The advent of wireless communication represents a major step for deaf people to reach functional equivalence using devices to communicate with parties remotely like their hearing counterparts. The term functional equivalence has been the major legal standard used by the Federal Communications Commission (FCC) in regulating the relay services in the United States. This has been defined in Title IV of the Americans with Disabilities Act.

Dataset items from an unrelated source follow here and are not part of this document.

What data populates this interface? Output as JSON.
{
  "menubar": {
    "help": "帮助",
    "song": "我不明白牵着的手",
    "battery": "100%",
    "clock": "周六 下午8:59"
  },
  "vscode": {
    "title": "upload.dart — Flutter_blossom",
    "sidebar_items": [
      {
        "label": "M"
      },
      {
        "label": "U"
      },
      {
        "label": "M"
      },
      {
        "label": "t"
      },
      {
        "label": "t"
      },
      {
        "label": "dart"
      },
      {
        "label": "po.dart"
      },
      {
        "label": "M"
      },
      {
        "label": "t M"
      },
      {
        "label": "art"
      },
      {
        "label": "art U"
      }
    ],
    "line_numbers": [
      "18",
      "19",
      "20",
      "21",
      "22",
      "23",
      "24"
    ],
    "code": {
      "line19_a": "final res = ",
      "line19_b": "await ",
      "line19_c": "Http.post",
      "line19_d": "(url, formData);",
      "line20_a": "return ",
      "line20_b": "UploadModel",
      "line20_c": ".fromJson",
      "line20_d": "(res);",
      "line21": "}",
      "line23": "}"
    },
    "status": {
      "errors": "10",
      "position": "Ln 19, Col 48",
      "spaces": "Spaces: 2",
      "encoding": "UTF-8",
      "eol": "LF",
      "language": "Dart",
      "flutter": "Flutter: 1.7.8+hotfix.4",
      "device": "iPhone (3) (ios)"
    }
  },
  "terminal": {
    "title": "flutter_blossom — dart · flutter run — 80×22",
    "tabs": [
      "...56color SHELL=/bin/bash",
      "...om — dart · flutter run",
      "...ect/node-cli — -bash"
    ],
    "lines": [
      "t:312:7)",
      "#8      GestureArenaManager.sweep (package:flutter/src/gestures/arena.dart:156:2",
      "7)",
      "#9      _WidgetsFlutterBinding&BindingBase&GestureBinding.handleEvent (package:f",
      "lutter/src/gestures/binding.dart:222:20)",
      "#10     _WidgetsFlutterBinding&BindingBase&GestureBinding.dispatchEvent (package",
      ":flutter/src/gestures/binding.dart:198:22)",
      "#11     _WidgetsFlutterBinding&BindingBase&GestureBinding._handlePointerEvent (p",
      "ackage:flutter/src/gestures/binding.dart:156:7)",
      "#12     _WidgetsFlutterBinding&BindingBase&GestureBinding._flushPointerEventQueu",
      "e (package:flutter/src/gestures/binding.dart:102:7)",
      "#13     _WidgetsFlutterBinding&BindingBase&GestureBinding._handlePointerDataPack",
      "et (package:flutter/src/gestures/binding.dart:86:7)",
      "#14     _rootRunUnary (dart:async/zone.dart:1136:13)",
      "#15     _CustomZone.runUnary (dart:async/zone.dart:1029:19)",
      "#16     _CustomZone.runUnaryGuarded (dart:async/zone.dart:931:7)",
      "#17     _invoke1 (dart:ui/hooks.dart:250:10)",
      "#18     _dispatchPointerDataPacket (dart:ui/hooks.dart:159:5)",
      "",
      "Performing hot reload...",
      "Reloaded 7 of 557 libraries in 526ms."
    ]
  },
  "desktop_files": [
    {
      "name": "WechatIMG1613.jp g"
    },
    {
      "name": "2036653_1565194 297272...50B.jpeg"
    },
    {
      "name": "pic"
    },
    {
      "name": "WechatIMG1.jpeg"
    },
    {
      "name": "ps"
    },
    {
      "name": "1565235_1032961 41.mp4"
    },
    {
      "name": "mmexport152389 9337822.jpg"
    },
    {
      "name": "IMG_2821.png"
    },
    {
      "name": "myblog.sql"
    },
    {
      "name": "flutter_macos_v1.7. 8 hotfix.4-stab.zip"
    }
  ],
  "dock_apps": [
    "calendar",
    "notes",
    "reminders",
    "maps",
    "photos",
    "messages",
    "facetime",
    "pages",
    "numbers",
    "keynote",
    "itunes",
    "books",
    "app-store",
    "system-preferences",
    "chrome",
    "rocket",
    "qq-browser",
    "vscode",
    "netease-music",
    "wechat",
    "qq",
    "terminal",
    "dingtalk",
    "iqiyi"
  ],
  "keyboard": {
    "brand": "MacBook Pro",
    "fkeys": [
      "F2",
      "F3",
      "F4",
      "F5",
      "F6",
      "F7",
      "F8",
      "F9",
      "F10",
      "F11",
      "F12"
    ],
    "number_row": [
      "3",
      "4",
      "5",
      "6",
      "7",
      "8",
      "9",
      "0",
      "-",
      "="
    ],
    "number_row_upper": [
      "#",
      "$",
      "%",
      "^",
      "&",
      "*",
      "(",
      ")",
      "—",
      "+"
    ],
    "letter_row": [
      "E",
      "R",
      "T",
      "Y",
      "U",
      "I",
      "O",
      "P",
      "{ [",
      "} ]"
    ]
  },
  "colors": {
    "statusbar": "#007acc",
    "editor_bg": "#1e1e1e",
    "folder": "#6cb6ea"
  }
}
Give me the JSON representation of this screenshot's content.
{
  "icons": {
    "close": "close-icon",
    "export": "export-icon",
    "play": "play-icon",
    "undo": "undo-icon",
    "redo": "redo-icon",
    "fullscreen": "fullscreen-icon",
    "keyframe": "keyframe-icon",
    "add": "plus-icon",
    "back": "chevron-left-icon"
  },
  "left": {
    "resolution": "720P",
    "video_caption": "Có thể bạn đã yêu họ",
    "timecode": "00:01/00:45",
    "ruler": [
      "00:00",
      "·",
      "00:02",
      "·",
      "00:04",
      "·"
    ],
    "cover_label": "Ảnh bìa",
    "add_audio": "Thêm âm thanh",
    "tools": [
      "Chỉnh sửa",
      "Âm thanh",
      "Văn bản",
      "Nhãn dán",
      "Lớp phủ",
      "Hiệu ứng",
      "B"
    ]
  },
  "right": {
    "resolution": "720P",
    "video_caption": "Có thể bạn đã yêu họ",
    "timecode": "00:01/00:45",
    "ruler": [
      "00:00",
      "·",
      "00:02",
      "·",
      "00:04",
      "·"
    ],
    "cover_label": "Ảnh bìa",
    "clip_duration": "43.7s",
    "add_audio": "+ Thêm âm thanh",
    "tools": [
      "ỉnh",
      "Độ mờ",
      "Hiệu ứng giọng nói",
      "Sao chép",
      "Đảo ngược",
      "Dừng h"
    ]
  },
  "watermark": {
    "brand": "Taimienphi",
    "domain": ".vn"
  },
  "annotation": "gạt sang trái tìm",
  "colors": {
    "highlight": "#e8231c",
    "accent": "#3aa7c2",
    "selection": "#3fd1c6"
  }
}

Wireless, in, of, and by itself, is a generic term. It signifies signals in the air using a radio spectrum allocated by the FCC for that purpose. Television signals, for example, use part of that spectrum but a different allocation than cellular phones or pagers so that their signals do not interfere with each other. There are dozens of wireless spectrums; for example, cellular has its own, and paging networks have their own. The difference here is that hardwired networks do not have wireless spectrums allocated because they are dedicated channels and are shielded to avoid interference. However, there are situations where signals from a cellular network are converted to a wired network in the house or to a Wi-Fi network. In a majority of cases, a Wi-Fi network is dedicated to an area depending on the strength of the Wi-Fi router being used. Some Wi-Fi networks have signal strengths that are limited to a 100-foot radius; others are bigger than that. To extend the strength of a Wi-Fi network, some use what is called a repeater or a wireless access point, which acts as a bridge to further or extend the signal of the Wi-Fi network.

In today’s world (2013), most wireless communication takes place with cellular and Wi-Fi technology. Cellular uses locally placed towers (or cells) in an area, and when a person moves about within that area, the cellular signal linked to the person’s device is passed from one tower to another. Wi-Fi, in most cases, starts with a hardwired (Ethernet) connection to a router that is designed to transmit Wi-Fi signals to an area. Telephone companies usually provide cellular and hardwired connections. Cable companies usually provide hardwired connections. Bluetooth is another wireless feature, but its use has usually been related to device-to-device connection via wireless, rather than for communication purposes.